Netgear Nighthawk X8 AC5300, a router to have a Wi-Fi network of up to 5.3 Gbps

Routers are those devices that the ISP technician installs at your home to settle your ADSL or fiber line that you would never concern yourself with, at least if it is a small house, because if it’s a big house or a villa, the chances of having problems with the Wi-Fi are much higher.

That’s why for these situations it’s better to use better routers such as the NETGEAR Nighthawk X8 AC5300 Smart WiFi.

It is a model that will sell for $399, and some features that make it already a great model for those who want the best. It includes eight antennas in total (four internal and four external), six Gigabit Ethernet ports, one WAN port, a USB 2.0 port and a USB 3.0 port.

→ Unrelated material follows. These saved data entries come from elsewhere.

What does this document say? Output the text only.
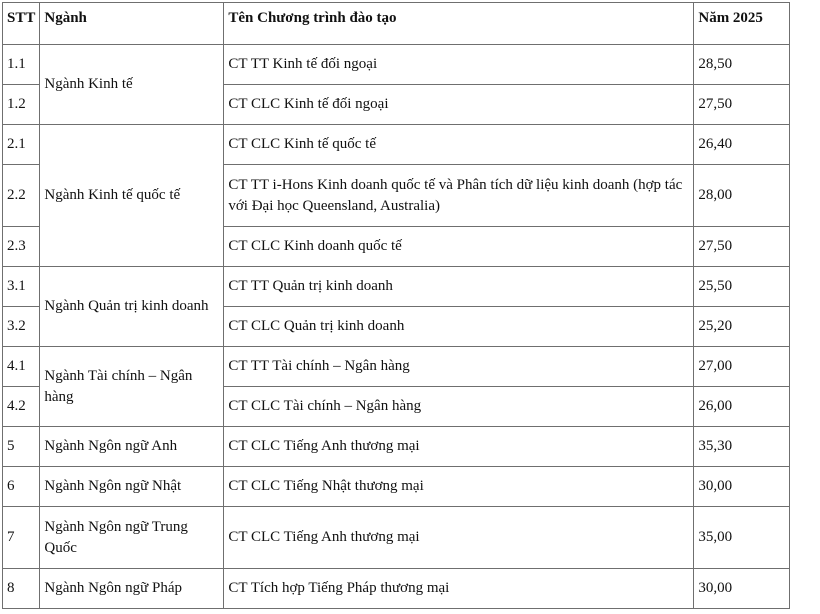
STT	Ngành	Tên Chương trình đào tạo	Năm 2025
1.1	Ngành Kinh tế	CT TT Kinh tế đối ngoại	28,50
1.2		CT CLC Kinh tế đối ngoại	27,50
2.1	Ngành Kinh tế quốc tế	CT CLC Kinh tế quốc tế	26,40
2.2		CT TT i-Hons Kinh doanh quốc tế và Phân tích dữ liệu kinh doanh (hợp tác với Đại học Queensland, Australia)	28,00
2.3		CT CLC Kinh doanh quốc tế	27,50
3.1	Ngành Quản trị kinh doanh	CT TT Quản trị kinh doanh	25,50
3.2		CT CLC Quản trị kinh doanh	25,20
4.1	Ngành Tài chính – Ngân hàng	CT TT Tài chính – Ngân hàng	27,00
4.2		CT CLC Tài chính – Ngân hàng	26,00
5	Ngành Ngôn ngữ Anh	CT CLC Tiếng Anh thương mại	35,30
6	Ngành Ngôn ngữ Nhật	CT CLC Tiếng Nhật thương mại	30,00
7	Ngành Ngôn ngữ Trung Quốc	CT CLC Tiếng Anh thương mại	35,00
8	Ngành Ngôn ngữ Pháp	CT Tích hợp Tiếng Pháp thương mại	30,00
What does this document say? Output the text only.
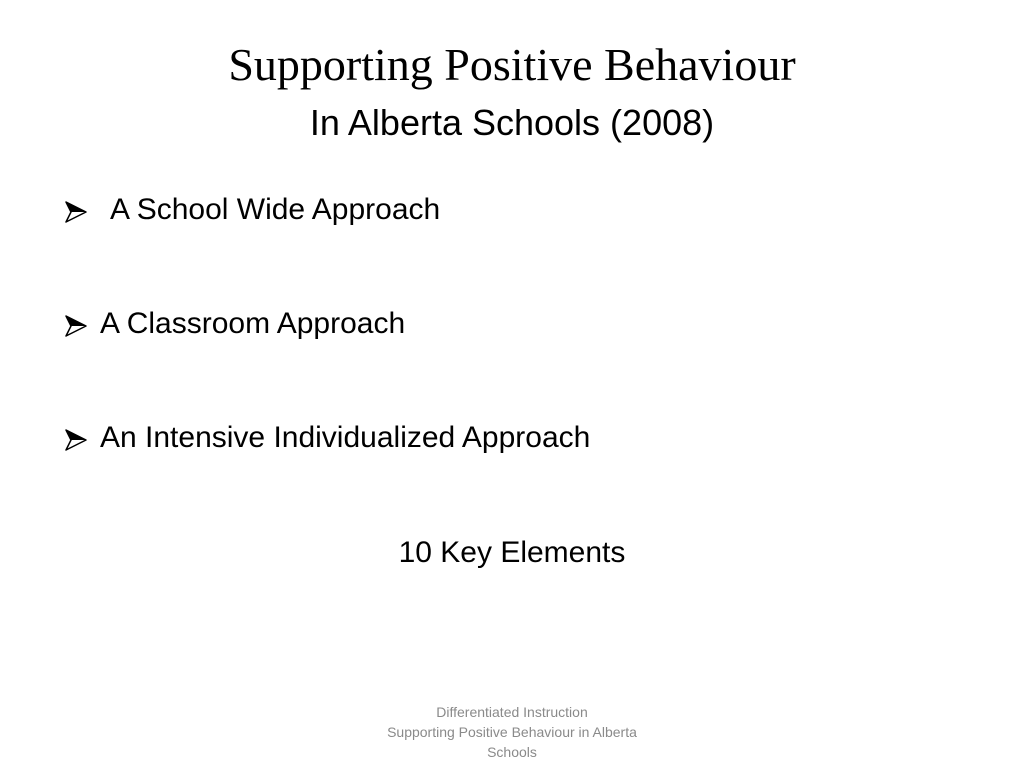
Supporting Positive Behaviour
In Alberta Schools (2008)
A School Wide Approach
A Classroom Approach
An Intensive Individualized Approach
10 Key Elements
Differentiated Instruction
Supporting Positive Behaviour in Alberta
Schools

Ethernet connections are 802.3AD Dynamic, which means you can connect two Ethernet cables to a single device and automatically they are multiplexed as a single connection. But only if the device you are connecting also supports 802.3AD, though some NAS already support it, and that for a local network can be very interesting (moving files between networked computers at speeds of 250 MB/s is a big plus).

Furthermore, the antennas are MU-MIMO, though Netgear will not activate this capacity until a hardware upgrade. MU-MIMO allows for each of the antennas to be used for separate connections, as the very common MIMO antennas are forced to be used on a single connection, delivering access time between each device. In other words, if you have three computers at home downloading a file, they will actually get access to only 33% of the time to Wi-Fi, so that the maximum speed is reduced to a third part. That’s why MU-MIMO is very useful, and anyone who wants a router should not buy one that doesn’t have this feature.

Being a device with eight antennas, you can set up to three separate connections to get a combined speed of 5.3 Gbps. In practice, there are two connections Wi-Fi 802.11 ac 5GHz of up to 2,166 Gbps and a third in the 2.4 GHz at 1 GHz band, all working independently, and the router can dynamically choose which connection is best for each connected device.

The Wi-Fi amplifiers have been moved to the top of the antennas, rather than inside the router to improve signal strength and avoid crosstalk and signal loss in its usual position on the plate. Netgear promises increased signal strength in all scenarios. The Nighthawk X8 has some impressive features, but its price can make some people back off.